How to grow mint

Find out how to grow, care for and prepare this culinary herb.

woman cutting mint

by Emily Thorpe |

Mint is one of those versatile ingredients that makes an appearance in so many delicious dishes from sauces to soups, salad to new potatoes. If it's something you use a lot in your cooking, you might be considering growing it yourself.

With help from the experts at Baby Bio®, we've created the ultimate guide for everything you need to know about how to grow mint.

How to plant mint

Mint is extremely easy to grow and rewards you with plenty of beautifully scented leaves that will make both your kitchen or garden smell delightful, and your meals taste fantastic! It doesn’t require much attention, so is perfect for those embarking on growing their own herbs for the first time.

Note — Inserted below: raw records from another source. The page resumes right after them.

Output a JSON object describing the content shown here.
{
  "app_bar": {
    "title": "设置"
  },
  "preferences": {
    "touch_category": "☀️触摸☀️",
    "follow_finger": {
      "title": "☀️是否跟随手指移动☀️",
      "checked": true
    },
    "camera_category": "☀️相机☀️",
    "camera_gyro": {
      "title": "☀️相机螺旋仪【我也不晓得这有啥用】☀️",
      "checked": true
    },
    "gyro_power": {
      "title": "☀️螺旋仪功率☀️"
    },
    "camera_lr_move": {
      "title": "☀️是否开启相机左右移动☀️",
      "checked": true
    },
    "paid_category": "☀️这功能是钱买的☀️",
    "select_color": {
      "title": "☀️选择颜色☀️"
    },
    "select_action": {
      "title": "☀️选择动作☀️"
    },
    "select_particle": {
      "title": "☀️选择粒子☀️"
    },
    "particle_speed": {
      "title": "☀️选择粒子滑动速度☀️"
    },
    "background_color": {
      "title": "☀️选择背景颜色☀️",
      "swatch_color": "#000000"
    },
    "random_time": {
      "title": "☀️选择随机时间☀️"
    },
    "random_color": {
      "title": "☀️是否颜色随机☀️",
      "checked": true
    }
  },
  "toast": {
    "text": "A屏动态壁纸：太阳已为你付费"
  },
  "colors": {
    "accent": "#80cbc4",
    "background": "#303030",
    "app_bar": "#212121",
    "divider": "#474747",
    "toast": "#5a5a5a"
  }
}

The best time to plant mint is during spring after the threat of frost has passed. As mint is so hardy, it is best grown from root cuttings or young plants, rather than seeds. It is possible to grow mint straight into beds and borders, however as most varieties grow so quickly and are invasive, we recommend restricting their roots to pots, whether that is on the patio outside or on the windowsill in your kitchen.

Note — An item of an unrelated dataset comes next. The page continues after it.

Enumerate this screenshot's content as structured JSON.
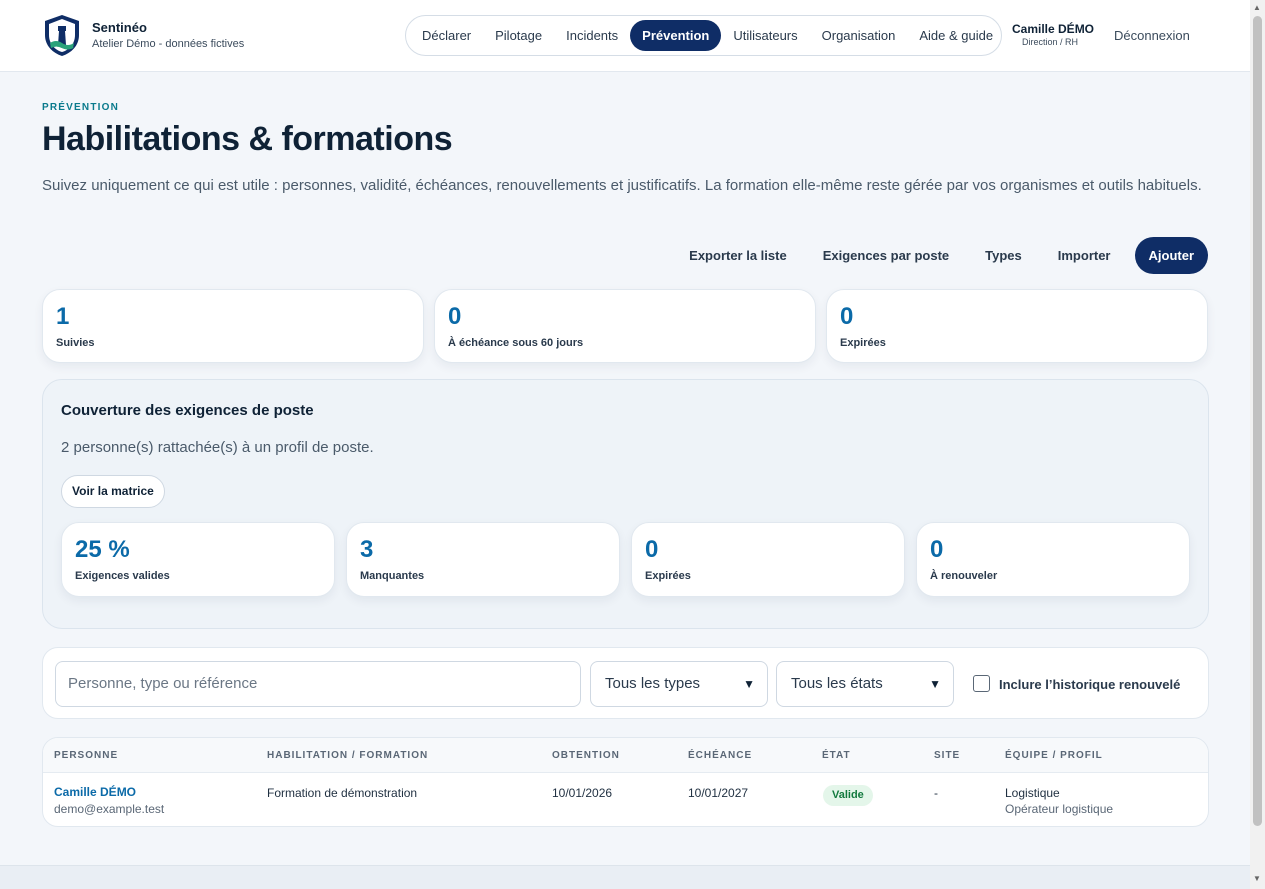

What are the different mint varieties?

There are many types of mint plants that all offer slightly different aromas and flavours, including peppermint, spearmint, orange mint and apple mint. The key is to avoid growing different varieties of mint close together, as this can actually cause them to lose their individual scent and flavour.

How to care for mint

Mint prefers a position in full sun, so be sure to choose a spot that gets plenty of daylight. It also needs plenty of water to grow, so be generous with watering particularly during the summer months.

To maximise the scent and flavour of your mint, make sure its soil has all of the key nutrients it requires to thrive. Use a specialist herb plant food, such as Baby Bio® Herb Food, to enrich the soil with the perfect balance of nitrogen, phosphorus and potassium. Use once every two weeks during the active growth period for even tastier and more aromatic mint.

How to harvest mint

Mint can be harvested any time from late spring to mid-autumn. Simply pick individual leaves or full sprigs off the plant as regularly as desired. The more you pick off and cut back, the more you will stimulate fresh growth and be rewarded with bushier mint plants.

Come winter, cut back shoots to ground level and mulch into your compost heap, as it will no longer be actively growing. By spring, you should see new mint growing again.

using mint in cooking

How to prepare and use mint

With its beautiful fresh aroma and taste, mint is best used fresh, like most herbs! You can’t beat using fresh mint leaves in a warming tea or refreshing iced soda, cooking with lamb, or adding to a hearty pea soup!

You can also freeze leaves for use in the winter months. We recommend chopping them and packing them tightly into an ice-cube tray with water, then simply pop them in the freezer. These can then be popped straight into hot or cold water to make a tasty drink or added straight to hot pans if you’re cooking soups or seasonal dishes.